By Paul Rincon
Science reporter, BBC News
DNA testing has uncovered British descendents of Native Americans brought to the UK centuries ago as slaves, translators or tribal representatives.
Doreen (left) with daughter Rebecca and granddaughter Anais
Genetic analysis turned up two white British women with a DNA signature characteristic of American Indians.
An Oxford scientist said it was extremely unusual to find these DNA lineages in Britons with no previous knowledge of Native American ancestry.
Indigenous Americans were brought over to the UK as early as the 1500s.
Many were brought over as curiosities; but others travelled here in delegations during the 18th Century to petition the British imperial government over trade or protection from other tribes.
Experts say it is probable that some stayed in Britain and married into local communities.
Doreen Isherwood, 64, from Putney, and Anne Hall, 53, of Huddersfield, only found out about their New World heritage after paying for commercial DNA ancestry tests.
Mrs Isherwood told BBC News: "I was expecting the results to say I belonged to one of the common European tribes, but when I got them back, my first thought was that they were a mistake.
"It rocked me completely. It made think: who am I?"
The chartered physiotherapist studied for a degree at the University of North Carolina, but had no idea she possessed Native American ancestors. She said she came from a long line of Lancashire cotton weavers.
Mrs Isherwood added that she was "immensely proud" of her newfound heritage, which has renewed a long-standing interest in Native American culture.
Raleigh brought Indians from the Jamestown area to England
Anne Hall, who works as a private educational tutor, commented: "I was thrilled to bits. It was a very pleasant surprise. To have Native American blood is very exotic."
She said she now aimed to investigate her family history in an attempt to track down the source of her rare genetic lineage.
Mrs Isherwood says her American antecedent must have arrived in Britain in the 18th or 17th Centuries. She has traced her maternal ancestors back to 1798 and has found no sign of New World progenitors.
The tests taken by both women were based on analysis of DNA inside the "powerhouses" of our cells: the mitochondria.
Mitochondrial DNA (mtDNA) is passed down from mother to daughter more or less unchanged; but changes, or mutations, accumulate in the DNA sequence over successive generations.
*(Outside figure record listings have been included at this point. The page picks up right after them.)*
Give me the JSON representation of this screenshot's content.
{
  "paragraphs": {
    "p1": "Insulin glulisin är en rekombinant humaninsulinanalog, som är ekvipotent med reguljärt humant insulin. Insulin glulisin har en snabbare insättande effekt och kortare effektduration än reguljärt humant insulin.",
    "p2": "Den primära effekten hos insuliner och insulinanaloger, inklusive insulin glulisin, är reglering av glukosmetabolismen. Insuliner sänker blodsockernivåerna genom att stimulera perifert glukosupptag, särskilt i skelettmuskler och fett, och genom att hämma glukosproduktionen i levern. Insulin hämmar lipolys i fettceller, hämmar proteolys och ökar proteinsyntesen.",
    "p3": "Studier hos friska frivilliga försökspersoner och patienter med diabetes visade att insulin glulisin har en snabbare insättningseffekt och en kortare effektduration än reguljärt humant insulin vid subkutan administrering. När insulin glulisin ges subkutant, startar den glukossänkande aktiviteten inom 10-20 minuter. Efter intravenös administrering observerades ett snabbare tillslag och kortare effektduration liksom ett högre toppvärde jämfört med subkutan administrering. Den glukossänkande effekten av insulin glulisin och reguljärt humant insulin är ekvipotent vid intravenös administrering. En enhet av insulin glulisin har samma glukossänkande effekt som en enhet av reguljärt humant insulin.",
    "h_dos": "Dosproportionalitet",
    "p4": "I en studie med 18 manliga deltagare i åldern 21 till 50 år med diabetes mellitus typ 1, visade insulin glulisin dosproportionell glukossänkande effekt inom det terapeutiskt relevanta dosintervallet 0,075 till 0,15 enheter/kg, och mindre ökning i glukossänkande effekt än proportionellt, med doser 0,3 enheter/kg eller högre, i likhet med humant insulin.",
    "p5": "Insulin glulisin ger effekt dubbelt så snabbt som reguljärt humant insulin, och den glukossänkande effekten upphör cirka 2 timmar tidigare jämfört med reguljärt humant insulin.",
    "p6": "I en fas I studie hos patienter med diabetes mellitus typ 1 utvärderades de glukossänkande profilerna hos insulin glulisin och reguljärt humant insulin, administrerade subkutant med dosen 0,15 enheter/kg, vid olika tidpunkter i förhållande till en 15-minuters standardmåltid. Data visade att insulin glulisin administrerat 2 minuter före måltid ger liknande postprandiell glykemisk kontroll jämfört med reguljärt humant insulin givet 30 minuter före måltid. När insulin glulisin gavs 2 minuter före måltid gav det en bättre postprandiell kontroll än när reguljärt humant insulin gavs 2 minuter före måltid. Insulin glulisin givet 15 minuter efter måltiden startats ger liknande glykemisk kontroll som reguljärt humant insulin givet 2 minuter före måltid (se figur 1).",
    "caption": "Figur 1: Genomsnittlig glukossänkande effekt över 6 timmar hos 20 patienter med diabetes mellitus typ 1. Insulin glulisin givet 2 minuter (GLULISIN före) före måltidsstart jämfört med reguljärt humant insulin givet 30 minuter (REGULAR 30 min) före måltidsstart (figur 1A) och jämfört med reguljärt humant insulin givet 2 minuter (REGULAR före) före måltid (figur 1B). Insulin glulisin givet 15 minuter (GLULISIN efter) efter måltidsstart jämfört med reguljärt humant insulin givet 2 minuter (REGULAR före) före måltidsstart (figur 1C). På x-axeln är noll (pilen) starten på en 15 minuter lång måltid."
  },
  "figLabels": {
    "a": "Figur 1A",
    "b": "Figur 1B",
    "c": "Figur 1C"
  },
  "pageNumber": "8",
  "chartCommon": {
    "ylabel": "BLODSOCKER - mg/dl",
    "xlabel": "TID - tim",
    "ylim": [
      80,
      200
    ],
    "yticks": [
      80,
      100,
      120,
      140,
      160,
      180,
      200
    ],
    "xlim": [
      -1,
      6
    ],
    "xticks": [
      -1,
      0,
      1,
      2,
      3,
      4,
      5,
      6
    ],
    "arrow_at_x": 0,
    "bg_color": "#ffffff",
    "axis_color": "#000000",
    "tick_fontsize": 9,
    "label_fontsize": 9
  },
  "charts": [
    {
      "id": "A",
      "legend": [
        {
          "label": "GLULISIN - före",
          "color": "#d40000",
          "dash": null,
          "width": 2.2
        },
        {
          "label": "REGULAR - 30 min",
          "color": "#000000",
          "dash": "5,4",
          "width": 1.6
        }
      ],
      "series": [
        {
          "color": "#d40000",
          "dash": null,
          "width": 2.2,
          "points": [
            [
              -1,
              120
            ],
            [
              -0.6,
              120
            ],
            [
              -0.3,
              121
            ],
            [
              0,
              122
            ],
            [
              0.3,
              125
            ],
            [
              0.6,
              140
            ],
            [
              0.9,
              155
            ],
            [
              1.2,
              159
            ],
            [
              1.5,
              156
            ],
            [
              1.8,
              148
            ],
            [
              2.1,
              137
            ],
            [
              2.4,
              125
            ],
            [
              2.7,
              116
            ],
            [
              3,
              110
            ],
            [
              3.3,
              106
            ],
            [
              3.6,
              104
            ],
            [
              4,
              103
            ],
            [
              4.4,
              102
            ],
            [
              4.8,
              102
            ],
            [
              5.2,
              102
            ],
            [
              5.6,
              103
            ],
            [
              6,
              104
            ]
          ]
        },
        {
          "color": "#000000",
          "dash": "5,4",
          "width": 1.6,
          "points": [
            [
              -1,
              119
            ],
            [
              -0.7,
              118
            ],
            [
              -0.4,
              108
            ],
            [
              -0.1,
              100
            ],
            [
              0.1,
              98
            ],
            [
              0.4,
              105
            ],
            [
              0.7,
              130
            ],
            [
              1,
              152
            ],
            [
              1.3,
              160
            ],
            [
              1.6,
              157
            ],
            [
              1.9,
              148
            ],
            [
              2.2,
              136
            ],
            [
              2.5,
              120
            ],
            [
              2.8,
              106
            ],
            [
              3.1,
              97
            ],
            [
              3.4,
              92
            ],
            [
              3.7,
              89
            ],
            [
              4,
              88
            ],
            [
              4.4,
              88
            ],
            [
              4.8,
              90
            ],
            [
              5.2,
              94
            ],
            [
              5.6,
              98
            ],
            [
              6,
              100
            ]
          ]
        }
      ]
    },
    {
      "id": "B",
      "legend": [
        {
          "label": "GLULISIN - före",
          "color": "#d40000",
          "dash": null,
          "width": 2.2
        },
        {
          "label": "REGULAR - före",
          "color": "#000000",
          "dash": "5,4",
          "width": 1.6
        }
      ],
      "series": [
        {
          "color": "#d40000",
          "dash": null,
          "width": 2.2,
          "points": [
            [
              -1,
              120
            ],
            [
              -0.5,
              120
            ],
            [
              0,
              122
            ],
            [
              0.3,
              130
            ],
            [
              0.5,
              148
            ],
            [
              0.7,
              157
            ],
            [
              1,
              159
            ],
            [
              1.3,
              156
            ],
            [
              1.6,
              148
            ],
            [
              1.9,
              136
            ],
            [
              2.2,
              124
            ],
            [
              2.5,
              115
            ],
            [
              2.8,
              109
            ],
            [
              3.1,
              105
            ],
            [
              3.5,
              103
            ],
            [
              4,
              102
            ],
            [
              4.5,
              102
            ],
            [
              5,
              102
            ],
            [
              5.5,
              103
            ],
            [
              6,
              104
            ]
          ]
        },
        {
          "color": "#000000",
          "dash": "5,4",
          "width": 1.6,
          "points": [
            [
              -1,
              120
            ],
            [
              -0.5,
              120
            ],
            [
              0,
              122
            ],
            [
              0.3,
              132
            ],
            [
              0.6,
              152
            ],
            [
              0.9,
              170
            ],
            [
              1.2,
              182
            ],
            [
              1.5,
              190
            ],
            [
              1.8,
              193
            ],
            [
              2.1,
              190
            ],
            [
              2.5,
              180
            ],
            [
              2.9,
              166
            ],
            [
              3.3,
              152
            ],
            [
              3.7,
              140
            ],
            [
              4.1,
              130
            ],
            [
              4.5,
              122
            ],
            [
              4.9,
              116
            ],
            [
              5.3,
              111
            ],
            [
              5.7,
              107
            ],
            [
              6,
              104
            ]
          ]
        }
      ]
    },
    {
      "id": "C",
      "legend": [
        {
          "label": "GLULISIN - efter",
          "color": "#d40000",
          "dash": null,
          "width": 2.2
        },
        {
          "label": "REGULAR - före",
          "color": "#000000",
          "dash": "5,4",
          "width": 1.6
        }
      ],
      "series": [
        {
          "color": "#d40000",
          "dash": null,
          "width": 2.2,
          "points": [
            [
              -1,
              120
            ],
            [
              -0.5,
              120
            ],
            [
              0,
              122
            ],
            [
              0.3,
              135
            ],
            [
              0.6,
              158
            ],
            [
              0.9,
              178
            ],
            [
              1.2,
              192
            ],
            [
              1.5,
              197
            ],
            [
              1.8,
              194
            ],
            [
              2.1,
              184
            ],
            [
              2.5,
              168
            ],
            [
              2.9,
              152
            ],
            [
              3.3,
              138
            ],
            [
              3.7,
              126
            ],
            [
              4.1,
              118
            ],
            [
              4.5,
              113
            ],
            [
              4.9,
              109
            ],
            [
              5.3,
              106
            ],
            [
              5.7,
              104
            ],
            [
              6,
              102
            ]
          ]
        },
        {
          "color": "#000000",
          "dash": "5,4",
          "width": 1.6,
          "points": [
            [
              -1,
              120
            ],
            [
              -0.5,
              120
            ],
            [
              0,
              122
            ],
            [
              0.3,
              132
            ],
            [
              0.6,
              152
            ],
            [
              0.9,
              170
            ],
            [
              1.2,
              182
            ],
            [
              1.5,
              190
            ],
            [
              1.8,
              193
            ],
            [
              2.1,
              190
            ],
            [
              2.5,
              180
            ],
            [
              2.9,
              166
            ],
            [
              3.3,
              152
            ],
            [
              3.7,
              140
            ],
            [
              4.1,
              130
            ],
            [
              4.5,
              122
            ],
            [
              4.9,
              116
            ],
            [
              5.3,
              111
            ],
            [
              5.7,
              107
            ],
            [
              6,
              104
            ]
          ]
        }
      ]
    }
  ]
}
Scientists can use these changes to classify mtDNAs into broad types (called haplogroups) which, to some extent, reflect a person's geographical origin.
Pocahontas was the daughter of a Native American chief
Mrs Isherwood and Mrs Hall possessed haplogroups characteristic of the indigenous people of the Americas, which are referred to as A and C.
"It's very unusual. Most of the people we test belong to one of the European maternal clans," said Professor Bryan Sykes, whose company Oxford Ancestors carried out the tests for Doreen and Anne.
Professor Sykes, also a professor of human genetics at the University of Oxford, said: "There are matches between [Doreen and Anne] and particular Native American tribes, but that doesn't necessarily mean those are the tribes their ancestors came from."
Trickle of immigrants
This month marks the 400th anniversary of Jamestown, the first permanent English-speaking settlement in North America.
Alden Vaughan, a professor emeritus at Columbia University, in New York, has written a book on American Indians in Britain. He said indigenous peoples from the New World began arriving in Britain as early as the sixteenth century.
"It started earlier than Jamestown. A number were brought over through the 1500s, mainly as curiosities," he told BBC News. Others were taken to Britain to learn English and go back to the colonies as translators.
"Sir Walter Raleigh brought back several individuals from the Jamestown area and from the Orinoco valley. Pocahontas went to England in 1616 and died there the next year.
"She was accompanied by several of her tribal associates. Some of them stayed in England for several years. I don't know of any marriages or even relationships between those women and Englishmen, but it is certainly possible.
"Later in the 17th Century, Native American slaves were brought over. I don't know much about them, because all the evidence I have are ads in London newspapers for runaway bond-servants, described as being Indians."